Pero del cadáver mutilado comenzó a
correr la sangre.
Sobre la playa de oro, sobre la onda
azul del mar, la sangre del corazón de Don Quijote empezó a correr, primero
gota a gota, como encendidos rubíes, y después más rápida y copiosa como un
inacabable torrente de púrpura. Todo el día estuvo cayendo la sangre roja sobre
la mar azul, hasta que no hubo una sola gota más en el exhausto corazón de Don
Quijote. Todo el caudal de su sangre se fue a la mar; pero no fue a morir como
cualquier otra sangre vulgar y ruin, devolviéndose en el agua, o alimentando el
sórdido vientre de los peces. Roja y ardiente se formó primero una mancha que
flotó sobre el agua, cada vez mayor hasta convertirse en una isla maravillosa,
llena de músicas fugaces, de flores extrañas y perfumes turbadores. Y desde
entonces esa isla feliz, bohemia, trashumante, recorre a su capricho las vastas llanuras de la mar, en todas sus diversas latitudes, desde las
pálidas soledades hiperbóreas, hasta los encendidos mares tropicales; invisible
a las miradas vulgares de los hombres; y a cuyas riberas de oro, cuando el
ideal se muere, sólo pueden mirar, las tristes, las enfermas, las vagas, las
agonizantes miradas de los poetas.
Tomado de: Días de espantos. Cuentos fantásticos venezolanos del siglo XIX (2004). Editado en Caracas, por Monte Ávila. Compilación de Carlos Sandoval.
4 comentarios:
Sin duda un cuento fantástico, mezclando a Don quijote en busca de Robinson a su isla desierta.
Disfruté de su lectura.
Saludos Isaías.
Una bella historia llena de fantasía, poesía y romanticismo. Un cuento maravilloso con una remate sensacional, inspirador.

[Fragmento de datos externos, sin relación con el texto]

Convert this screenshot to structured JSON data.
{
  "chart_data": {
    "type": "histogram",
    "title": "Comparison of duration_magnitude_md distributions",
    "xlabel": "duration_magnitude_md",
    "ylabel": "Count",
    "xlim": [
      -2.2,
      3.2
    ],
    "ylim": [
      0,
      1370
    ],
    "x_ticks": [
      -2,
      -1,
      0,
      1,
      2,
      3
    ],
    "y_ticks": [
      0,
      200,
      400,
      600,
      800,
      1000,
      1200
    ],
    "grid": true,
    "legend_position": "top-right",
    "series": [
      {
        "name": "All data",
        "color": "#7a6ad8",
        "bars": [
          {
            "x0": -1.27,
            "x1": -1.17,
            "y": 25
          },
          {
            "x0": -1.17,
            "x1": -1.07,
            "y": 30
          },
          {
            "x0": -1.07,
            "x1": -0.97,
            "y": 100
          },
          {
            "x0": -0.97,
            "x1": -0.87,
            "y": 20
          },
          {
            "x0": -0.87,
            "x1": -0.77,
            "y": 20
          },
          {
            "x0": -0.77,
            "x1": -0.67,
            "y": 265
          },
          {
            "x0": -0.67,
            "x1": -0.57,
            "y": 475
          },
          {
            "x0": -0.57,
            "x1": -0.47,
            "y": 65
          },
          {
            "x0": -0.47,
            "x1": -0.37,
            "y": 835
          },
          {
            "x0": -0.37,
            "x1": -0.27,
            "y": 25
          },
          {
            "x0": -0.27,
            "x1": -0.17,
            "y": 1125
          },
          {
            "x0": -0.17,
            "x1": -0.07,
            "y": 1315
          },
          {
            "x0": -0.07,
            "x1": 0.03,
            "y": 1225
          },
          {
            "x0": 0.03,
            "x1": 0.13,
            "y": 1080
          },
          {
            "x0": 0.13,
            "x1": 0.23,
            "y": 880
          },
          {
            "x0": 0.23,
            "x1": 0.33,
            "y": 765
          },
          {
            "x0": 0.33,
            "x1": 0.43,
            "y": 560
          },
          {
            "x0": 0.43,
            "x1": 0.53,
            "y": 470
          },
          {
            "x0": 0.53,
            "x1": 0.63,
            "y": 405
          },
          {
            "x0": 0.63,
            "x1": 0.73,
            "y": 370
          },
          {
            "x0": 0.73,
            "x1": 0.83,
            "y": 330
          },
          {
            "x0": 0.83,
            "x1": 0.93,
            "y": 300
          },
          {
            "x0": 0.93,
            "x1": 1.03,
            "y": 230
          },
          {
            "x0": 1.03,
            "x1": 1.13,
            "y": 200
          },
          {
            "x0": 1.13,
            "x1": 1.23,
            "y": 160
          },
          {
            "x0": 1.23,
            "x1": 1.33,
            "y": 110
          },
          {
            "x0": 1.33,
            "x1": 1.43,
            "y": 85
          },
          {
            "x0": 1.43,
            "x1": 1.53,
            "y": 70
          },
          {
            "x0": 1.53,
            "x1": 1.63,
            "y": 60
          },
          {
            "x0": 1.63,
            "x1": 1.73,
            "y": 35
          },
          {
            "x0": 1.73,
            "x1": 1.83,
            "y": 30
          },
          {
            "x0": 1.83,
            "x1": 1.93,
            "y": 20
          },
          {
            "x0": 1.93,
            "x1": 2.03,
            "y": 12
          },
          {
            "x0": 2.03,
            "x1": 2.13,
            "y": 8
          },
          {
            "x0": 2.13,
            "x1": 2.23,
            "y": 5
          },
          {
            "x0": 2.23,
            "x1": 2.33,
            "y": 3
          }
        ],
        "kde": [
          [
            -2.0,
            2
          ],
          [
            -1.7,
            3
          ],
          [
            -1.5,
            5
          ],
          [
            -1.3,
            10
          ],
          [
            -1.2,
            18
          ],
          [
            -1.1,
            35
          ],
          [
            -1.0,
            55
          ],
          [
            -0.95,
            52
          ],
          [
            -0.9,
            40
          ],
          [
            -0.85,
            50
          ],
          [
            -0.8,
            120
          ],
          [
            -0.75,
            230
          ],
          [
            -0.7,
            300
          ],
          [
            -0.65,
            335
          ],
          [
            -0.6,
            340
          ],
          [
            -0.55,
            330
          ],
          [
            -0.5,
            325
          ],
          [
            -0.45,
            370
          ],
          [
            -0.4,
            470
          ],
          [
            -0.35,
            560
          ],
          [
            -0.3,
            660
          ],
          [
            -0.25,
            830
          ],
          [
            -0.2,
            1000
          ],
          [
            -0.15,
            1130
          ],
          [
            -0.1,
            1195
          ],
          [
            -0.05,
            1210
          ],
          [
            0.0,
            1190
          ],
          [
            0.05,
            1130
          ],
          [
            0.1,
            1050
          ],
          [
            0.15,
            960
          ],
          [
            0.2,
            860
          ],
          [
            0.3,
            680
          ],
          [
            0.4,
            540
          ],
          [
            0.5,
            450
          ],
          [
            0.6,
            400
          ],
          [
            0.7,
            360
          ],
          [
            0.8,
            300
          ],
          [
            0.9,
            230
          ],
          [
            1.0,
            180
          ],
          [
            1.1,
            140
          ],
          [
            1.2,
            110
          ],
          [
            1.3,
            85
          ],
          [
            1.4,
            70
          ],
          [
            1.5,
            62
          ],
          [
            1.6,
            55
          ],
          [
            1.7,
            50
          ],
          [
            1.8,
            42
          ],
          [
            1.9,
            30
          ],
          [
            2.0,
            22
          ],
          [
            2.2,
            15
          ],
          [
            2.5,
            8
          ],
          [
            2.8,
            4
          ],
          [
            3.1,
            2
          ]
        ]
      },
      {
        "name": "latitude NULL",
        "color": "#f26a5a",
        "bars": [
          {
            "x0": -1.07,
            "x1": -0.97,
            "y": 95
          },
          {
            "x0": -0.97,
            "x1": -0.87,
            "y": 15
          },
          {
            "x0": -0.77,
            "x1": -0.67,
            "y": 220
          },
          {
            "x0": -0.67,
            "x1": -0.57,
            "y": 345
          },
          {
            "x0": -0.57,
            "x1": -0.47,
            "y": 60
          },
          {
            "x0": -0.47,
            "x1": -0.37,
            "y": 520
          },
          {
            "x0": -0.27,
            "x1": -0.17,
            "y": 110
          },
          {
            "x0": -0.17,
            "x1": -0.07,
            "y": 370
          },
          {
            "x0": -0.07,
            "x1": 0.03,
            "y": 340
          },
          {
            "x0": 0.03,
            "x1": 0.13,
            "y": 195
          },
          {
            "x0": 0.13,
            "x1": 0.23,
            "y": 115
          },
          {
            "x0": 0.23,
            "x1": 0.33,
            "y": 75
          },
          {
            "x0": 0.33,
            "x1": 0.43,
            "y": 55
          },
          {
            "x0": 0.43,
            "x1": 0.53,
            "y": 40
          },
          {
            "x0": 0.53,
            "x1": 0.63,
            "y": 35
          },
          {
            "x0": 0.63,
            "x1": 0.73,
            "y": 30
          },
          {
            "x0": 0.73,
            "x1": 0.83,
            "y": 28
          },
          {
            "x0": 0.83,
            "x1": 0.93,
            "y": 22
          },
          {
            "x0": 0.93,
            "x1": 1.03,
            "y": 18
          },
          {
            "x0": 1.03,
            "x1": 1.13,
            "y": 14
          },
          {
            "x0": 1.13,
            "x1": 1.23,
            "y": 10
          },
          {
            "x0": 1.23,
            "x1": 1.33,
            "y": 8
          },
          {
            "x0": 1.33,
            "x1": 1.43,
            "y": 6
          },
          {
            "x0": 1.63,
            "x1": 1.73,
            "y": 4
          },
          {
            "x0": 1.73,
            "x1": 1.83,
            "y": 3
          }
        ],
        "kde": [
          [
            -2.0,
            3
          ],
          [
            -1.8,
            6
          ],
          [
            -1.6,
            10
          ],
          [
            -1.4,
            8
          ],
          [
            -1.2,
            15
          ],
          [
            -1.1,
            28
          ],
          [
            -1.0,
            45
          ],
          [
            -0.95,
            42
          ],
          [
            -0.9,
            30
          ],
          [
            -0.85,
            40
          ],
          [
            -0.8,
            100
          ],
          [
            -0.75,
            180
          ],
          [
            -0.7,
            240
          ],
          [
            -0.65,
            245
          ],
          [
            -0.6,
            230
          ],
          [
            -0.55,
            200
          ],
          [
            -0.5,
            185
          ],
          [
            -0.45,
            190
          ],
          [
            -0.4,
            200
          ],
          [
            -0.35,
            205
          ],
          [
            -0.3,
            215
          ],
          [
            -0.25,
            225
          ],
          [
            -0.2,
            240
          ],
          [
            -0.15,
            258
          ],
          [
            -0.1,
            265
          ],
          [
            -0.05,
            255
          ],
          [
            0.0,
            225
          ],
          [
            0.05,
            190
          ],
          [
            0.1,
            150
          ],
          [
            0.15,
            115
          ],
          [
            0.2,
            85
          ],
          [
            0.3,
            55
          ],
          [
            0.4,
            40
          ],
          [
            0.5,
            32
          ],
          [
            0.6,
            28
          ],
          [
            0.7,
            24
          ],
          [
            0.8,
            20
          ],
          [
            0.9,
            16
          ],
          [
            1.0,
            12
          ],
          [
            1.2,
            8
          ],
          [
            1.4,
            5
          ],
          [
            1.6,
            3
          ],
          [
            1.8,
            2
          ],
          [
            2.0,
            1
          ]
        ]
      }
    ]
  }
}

Felicidades a Alejandro Fernández García por esta oda a la figura del ilustre Caballero de la triste figura.
Es una historia hermosa y llena de simbolismo que contrapone a los soñadores, a los idealistas contra las mentes prácticas.
Es una obra genial.
Creo que a la hora de copiarla ha habido algunas erratas que se podrían subsanar en el sexto párrafo creo.
Encantada de leerlo. Un abrazo.
Hermosa historia llena de poesía. Un abrazo.